Coming home as a faculty member

Lijia Liu in LabIn a much-anticipated homecoming, Lijia Liu has returned to Western, her alma mater, as a faculty member in the Department of Chemistry. Having first completed her PhD under supervisor TK Sham, Liu is now the latest addition to a growing group of researchers at the Centre for Advanced Materials and Biomaterials Research (CAMBR). Her expertise in synchrotron radiation spectroscopy is bringing a new dimension to the collaborative research at CAMBR, with uses ranging from bone implants to cancer therapy. “Synchrotron spectroscopy is a way of learning about advanced materials at the atomic level. We can use it to answer detailed questions about how and why materials behave the way they do, which is essential in medical applications,” explains Liu.

One such application is in bone implants, like reconstructive plates or artificial joints. Often made of titanium or titanium alloys, the implants currently used by surgeons around the world do not mesh well with a patient’s surrounding bone tissue, which is often painful. “Cells cannot attach to the surface of a metal device, meaning there is no connection with the pre-existing bone,” says Liu; “this can cause the body to reject the implant, resulting in inflammation.” Liu and her collaborators are working to build a coating for implants made of calcium phosphate – the main ingredient in bones and teeth. “The coating is biocompatible, so it encourages the patient’s bone cells to attach to it, allowing the implant to be better accepted in the body,” she explains. “There are many different kinds of calcium phosphate compounds to be tested, which is where synchrotron spectroscopy comes into play – we can use it to understand which compounds create the best environment for bone cells to grow.” This technique is also vital to assess which compounds lead to bone implants being durable for many years.
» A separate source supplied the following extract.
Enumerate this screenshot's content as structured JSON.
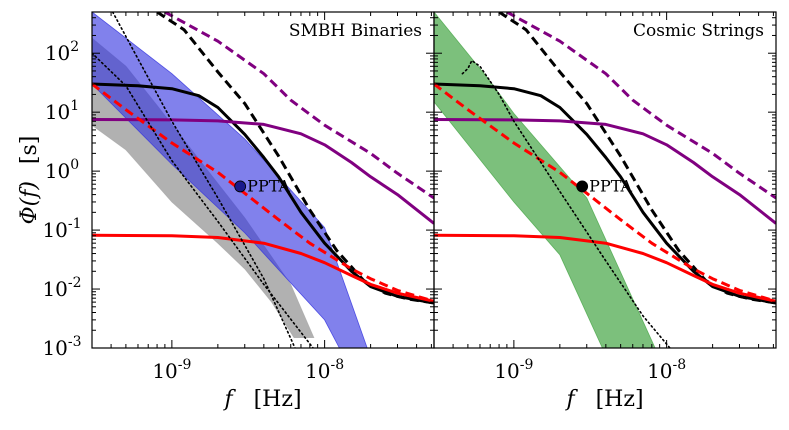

Liu is also involved in a project to characterize gold nano-clusters for use in cell imaging and disease diagnostics, such as for tumours. “A few atoms of gold have different properties to a bulk amount of the same element which means they behave differently and can have different functions,” clarifies Liu. At such a small size, minute modifications affect the colour and light intensity of the nanoclusters, as well as how they bind to proteins. It is the light-emitting properties of these tiny molecules that scientists can use to track tumour cells. Synchrotron spectroscopy allows researchers to understand these materials at a fine level of detail they otherwise wouldn’t get from traditional chemical analysis.

Her beginnings at Western and subsequent postdoctoral fellowship at the University of Saskatchewan provided Liu with the theoretical toolkit that is now advancing a variety of exciting projects at CAMBR. As she continues her career at Western, she is making a point of getting involved in some of the existing projects at CAMBR while also devising new ones. With her family having arrived in London recently, Liu is looking forward to settling into her new-old home. “It’s like I never left!” she laughs.